Quel était le sujet de votre thèse (Research Paper) ?
J’ai toujours été fascinée par les défauts du vin. En tant que viticultrice, c’est quelque chose que je ne peux pas admettre. Il n’y a aucune excuse pour vendre une bouteille présentant une anomalie, même légère. C’est le devoir du producteur d’éliminer toute odeur ou saveur désagréable.
Je me suis donc intéressée aux anisoles, des composés organiques responsables de mauvais goûts, une altération qui résulte souvent de mauvaises conditions de vinification ou de stockage. J’ai développé et testé trois techniques permettant de réduire ces composés, d’abord en laboratoire à Anvers, puis dans mon propre garage.
En tant qu’ingénieure de formation, ces aspects techniques de l’œnologie me passionnent. Pour l’anecdote, j’ai toujours été intriguée par une astuce que l’on m’avait enseignée : plonger un film de cellophane alimentaire dans un vin présentant un goût de bouchon. Comme par magie, le défaut disparaît ou, du moins, s’atténue considérablement ! Cette expérience a sans doute influencée mon choix.

Quelle a été la partie la plus difficile de cette formation ?
Le plus difficile a été de me remettre sur les rails après mes deux interruptions forcées.
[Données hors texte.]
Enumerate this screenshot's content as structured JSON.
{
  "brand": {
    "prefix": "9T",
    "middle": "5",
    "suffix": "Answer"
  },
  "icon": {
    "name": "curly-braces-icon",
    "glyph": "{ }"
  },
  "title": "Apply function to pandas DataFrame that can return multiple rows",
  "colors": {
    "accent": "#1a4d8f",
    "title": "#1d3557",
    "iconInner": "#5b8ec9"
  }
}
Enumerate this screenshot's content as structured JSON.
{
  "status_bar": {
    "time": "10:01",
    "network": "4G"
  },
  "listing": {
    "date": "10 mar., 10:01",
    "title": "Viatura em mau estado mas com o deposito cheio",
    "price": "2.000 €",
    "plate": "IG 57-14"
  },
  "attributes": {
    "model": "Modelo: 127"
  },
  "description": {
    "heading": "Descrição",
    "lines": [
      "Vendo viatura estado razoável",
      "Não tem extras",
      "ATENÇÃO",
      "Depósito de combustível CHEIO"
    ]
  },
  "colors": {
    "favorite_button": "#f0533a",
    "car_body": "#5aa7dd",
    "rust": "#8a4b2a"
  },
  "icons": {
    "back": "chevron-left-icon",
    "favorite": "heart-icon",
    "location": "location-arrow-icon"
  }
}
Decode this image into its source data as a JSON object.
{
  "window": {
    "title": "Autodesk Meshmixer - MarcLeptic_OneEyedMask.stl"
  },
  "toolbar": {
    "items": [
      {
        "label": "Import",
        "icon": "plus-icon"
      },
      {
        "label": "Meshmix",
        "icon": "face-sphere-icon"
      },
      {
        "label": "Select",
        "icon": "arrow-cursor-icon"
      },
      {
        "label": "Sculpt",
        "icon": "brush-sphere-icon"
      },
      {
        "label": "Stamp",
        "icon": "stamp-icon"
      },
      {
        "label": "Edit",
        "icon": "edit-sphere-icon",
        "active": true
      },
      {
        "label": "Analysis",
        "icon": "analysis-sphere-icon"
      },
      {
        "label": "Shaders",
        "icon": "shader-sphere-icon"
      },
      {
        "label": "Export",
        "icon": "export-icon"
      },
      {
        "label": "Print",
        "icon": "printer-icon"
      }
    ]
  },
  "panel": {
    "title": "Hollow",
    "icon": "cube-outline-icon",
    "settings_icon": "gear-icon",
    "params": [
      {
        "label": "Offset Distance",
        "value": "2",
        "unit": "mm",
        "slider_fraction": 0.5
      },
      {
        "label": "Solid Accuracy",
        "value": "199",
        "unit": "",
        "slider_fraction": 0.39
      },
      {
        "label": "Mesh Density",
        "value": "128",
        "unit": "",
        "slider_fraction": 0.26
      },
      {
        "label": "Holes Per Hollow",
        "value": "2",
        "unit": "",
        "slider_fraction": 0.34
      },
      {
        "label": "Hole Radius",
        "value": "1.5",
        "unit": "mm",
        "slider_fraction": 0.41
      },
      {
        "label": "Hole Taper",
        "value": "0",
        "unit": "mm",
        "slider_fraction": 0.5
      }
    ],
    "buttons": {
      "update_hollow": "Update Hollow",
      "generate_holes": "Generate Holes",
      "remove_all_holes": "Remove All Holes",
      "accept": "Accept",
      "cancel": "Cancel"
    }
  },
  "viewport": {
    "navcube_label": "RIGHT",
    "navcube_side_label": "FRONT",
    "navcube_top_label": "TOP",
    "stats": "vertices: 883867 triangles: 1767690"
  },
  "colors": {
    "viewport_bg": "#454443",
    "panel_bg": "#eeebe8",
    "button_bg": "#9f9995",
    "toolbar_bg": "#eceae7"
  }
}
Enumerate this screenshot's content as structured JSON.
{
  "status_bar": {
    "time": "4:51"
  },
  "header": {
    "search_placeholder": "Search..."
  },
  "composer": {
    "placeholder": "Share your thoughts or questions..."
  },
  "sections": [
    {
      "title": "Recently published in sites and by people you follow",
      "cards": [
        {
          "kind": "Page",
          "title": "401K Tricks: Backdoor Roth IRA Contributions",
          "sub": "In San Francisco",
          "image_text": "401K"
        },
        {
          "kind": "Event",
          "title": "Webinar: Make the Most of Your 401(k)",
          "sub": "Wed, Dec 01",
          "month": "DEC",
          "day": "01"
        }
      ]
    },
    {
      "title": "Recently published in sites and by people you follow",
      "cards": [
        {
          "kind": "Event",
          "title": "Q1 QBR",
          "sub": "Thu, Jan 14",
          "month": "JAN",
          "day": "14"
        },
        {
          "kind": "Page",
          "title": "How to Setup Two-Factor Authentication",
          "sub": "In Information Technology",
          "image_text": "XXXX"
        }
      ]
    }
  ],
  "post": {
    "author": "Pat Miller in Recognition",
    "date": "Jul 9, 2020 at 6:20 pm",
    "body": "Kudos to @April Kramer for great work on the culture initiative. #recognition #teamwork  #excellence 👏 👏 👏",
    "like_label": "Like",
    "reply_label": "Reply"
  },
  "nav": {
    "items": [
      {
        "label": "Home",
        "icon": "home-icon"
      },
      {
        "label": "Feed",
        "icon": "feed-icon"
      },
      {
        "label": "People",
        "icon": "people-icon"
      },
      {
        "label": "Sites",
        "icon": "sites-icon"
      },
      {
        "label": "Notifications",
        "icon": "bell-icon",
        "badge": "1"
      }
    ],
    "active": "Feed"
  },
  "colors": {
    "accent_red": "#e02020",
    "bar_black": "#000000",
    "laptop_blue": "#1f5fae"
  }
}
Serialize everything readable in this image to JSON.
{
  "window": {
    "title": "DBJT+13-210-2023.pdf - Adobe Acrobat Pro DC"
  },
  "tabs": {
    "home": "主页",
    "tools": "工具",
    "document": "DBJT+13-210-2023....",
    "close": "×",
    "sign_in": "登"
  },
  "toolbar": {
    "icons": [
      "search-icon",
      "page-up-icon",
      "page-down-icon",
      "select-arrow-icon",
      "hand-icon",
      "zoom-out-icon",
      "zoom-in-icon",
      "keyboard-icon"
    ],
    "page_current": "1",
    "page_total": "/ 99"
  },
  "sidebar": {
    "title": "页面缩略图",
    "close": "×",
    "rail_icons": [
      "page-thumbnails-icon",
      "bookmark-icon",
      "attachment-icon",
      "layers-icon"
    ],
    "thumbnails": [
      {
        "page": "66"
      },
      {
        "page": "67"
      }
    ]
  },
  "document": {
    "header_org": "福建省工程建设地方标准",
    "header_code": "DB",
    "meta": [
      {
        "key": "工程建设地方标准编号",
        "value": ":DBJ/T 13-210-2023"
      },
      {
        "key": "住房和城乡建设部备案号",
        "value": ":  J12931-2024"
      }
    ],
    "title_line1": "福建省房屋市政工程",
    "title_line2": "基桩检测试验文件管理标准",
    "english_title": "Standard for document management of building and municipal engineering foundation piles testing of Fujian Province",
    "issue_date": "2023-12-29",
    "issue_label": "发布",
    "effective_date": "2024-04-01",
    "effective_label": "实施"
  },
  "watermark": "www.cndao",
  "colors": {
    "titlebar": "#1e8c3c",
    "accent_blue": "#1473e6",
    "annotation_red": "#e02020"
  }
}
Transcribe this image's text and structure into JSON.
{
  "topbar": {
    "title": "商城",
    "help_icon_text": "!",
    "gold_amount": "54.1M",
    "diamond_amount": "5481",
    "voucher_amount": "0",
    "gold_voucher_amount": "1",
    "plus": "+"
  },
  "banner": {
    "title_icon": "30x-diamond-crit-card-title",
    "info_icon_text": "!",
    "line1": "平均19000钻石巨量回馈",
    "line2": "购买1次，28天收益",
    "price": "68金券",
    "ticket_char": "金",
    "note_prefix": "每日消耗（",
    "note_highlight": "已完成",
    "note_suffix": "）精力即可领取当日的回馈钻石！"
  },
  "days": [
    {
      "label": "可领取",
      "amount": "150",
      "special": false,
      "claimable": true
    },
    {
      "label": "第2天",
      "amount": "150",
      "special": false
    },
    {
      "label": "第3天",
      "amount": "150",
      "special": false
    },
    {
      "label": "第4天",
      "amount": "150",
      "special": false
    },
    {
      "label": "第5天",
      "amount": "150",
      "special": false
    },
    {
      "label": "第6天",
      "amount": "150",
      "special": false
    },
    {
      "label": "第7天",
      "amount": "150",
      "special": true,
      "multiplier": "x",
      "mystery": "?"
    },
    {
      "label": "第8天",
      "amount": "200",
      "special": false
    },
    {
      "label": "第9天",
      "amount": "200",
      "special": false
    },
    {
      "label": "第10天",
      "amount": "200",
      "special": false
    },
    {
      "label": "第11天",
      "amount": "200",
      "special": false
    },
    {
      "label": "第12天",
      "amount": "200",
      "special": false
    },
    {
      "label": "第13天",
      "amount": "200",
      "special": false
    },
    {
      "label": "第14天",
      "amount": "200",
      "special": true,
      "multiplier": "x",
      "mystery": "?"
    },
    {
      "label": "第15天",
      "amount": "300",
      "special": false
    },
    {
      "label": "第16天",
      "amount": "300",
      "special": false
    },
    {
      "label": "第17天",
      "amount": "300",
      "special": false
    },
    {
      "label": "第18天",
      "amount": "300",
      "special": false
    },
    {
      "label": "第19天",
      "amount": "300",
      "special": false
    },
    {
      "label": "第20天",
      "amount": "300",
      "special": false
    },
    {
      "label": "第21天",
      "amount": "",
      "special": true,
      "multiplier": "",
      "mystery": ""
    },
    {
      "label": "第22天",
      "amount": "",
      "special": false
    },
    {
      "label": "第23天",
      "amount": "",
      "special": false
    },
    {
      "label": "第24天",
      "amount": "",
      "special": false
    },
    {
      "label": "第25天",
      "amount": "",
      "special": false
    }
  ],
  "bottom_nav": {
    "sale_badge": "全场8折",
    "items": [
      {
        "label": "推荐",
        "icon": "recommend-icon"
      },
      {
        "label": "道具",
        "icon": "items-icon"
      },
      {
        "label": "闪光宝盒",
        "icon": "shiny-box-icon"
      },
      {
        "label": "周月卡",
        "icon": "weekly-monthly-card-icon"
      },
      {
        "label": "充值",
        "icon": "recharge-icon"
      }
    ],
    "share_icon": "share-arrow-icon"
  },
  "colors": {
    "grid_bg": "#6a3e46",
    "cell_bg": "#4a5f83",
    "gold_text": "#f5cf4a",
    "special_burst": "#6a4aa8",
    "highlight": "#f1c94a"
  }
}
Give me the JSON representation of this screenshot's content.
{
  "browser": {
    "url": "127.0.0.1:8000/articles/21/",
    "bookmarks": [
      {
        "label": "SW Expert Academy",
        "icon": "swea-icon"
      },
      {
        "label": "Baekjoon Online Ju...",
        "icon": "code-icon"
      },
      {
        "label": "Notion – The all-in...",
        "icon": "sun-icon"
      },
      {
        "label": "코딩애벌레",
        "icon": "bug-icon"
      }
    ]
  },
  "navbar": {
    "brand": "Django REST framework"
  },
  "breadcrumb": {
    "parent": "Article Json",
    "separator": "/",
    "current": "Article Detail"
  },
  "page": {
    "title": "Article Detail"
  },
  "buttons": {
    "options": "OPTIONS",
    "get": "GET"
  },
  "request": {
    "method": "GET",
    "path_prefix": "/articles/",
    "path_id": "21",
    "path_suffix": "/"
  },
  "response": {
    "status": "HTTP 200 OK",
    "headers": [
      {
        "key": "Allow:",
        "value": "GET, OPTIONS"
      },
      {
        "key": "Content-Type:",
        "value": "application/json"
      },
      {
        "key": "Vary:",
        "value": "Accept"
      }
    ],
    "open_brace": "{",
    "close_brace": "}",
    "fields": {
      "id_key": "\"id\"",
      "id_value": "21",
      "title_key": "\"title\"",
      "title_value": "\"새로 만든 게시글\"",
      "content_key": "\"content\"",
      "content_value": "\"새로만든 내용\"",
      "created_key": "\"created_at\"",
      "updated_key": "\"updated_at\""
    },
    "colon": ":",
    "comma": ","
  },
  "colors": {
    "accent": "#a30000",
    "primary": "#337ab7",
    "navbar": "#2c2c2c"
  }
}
Pendant ces périodes de "pause", je me suis rendu compte que je pouvais consacrer mon temps à autre chose : ma famille, mon domaine, ou même des loisirs. Reprendre après plusieurs mois d’arrêt a été un véritable défi.
Quel conseil donneriez-vous à quelqu’un qui souhaite se lancer dans le Master of Wine ?
Avant tout, faire preuve d’humilité. Il faut être prêt à affronter des échecs, à rater certaines épreuves et à devoir les repasser. Cela demande un grand travail sur soi.
Ensuite, il est essentiel de prendre du plaisir dans le processus. Comme je le dis souvent :
"Enjoy the experience."
Il faut aborder cette formation comme un jeu et aimer le challenge.
Enfin, il faut être conscient que cette formation demande un investissement conséquent, tant en temps qu’en argent. Au-delà des frais d’inscription, il faut prévoir l’achat de vins du monde entier et de nombreux déplacements. C’est un engagement total.
Qu’est-ce que ce titre va changer dans votre vie professionnelle ?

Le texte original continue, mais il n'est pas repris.